= Charles Atmore Ogilvie =

British clergyman

Charles Atmore Ogilvie (1793–1873) was a Church of England clergyman.

==Life==
Ogilvie, son of John Ogilvie of Whitehaven, Cumberland, who died at Duloe, Cornwall, 25 April 1839, by his wife Catharine Curwen of the Isle of Man, was born at Whitehaven 20 Nov. 1793, and matriculated from Balliol College, Oxford, on 27 November 1811. After taking a first class in 1815, he won the chancellor's prize for the English essay in 1817. He graduated B.A. 1815, M.A. 1818, B.D. and D.D. 1842. In 1816 he was elected a fellow of his college, and took holy orders.
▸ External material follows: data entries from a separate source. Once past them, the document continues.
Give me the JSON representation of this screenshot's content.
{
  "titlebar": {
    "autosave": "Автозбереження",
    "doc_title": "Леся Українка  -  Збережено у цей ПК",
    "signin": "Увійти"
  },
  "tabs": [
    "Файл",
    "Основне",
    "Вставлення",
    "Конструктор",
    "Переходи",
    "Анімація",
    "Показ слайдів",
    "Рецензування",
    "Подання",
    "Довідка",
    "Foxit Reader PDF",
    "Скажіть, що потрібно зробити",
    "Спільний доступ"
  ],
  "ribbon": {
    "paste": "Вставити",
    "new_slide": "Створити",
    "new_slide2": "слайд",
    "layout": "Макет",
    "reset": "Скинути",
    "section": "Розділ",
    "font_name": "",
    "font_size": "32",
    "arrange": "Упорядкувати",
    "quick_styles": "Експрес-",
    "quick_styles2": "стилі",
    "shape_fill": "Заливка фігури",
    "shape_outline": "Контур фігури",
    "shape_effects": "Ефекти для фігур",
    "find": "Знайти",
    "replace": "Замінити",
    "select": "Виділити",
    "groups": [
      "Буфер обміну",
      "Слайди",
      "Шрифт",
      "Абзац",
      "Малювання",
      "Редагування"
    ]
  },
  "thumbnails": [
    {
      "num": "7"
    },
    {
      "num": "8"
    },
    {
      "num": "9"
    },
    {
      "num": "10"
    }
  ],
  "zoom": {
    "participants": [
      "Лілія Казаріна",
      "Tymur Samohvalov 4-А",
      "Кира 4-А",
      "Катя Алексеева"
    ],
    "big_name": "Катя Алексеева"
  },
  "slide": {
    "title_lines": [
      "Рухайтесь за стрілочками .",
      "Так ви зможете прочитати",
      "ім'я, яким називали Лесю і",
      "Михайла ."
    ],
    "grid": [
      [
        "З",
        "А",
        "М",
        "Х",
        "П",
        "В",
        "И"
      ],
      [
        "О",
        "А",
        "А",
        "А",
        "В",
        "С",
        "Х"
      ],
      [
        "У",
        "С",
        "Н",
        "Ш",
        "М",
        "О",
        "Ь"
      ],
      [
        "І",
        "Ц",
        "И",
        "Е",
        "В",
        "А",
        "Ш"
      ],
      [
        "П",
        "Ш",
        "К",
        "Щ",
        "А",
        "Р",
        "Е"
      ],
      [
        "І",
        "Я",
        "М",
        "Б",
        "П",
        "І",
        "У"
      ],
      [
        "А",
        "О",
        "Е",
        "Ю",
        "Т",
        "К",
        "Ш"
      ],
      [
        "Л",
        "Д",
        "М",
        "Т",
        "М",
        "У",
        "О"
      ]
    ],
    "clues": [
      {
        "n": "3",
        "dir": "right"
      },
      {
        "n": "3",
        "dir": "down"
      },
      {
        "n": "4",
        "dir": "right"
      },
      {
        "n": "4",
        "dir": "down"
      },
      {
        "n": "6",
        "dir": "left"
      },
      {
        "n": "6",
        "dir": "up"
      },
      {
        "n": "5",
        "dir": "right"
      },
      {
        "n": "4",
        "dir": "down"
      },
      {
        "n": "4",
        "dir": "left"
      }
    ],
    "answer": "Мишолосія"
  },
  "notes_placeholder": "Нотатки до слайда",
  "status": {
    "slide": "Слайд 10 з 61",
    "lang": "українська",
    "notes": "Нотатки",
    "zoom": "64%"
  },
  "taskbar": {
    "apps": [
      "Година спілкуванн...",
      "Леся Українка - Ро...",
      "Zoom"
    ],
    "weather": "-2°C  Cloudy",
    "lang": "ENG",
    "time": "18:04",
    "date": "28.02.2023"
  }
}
He was tutor 1819–30, bursar 1822, and senior dean 1842. He was appointed a university examiner in 1823 and 1824, and examiner in the classical school in 1825. He greatly assisted Richard Jenkyns, the master of Balliol, in improving the tone and discipline of the college, and contributed largely to giving it a foremost place in the university. About 1829 he was looked on as a leader of the high-church party in Oxford, but he gave little active support to the Oxford Movement. He was a select preacher before the university in 1825, 1832, and 1844, and was made Bampton lecturer in 1836.

Ogilvie held some clerical preferment while still fellow and tutor of Balliol. He was rector of Wickford, Essex, from 4 January 1822 to 1833; rector of Abbotsley, Huntingdonshire, from 30 Aug. 1822 to 1839; and vicar of Duloe from 20 October 1833 to 1840. The rectory and vicarage of Ross, Herefordshire, conferred on him 6 Dec. 1839, he held till his death. For a time he acted as domestic and examining chaplain to Archbishop Howley. He resigned his fellowship in 1834. Ogilvie became the first Regius Professor of Pastoral Theology on 23 April 1842, and as professor he succeeded in 1849 to a canonry at Christ Church, under the provisions of the Act 3 and 4 Vict. c. 113. Through life he maintained a close friendship with Martin Joseph Routh, president of Magdalen College, with whom he corresponded on literary subjects from 1847 to 1854. He was also very intimate with Joseph Blanco White. While lecturing on 15 Feb. 1873 he was seized with paralysis, and died in his house at Christ Church, Oxford, two days later. He was buried in the Latin Chapel in Christ Church Cathedral. By his marriage, on 18 April 1838, to Mary Ann Gurnell, daughter of Major Armstrong (who died 2 Oct. 1875), he had two daughters.

==Publications==
1. "On the Union of Classical and Mathematical Studies,"’ printed in the Oxford English Prize Essays, vol. iii. 1836.
2. The Apostolic Origin of the Three Orders of the Christian Ministry, 1836.
3. The Divine Glory manifested in the Conduct and Discourses of our Lord. Eight Sermons before the University at the Lecture founded by J. Bampton, 1836.
4. Considerations on Subscription to the Thirty-nine Articles, 1845.
5. On Subscription to the Thirty-nine Articles as by Law required of Candidates for Holy Orders and of the Clergy, 1863.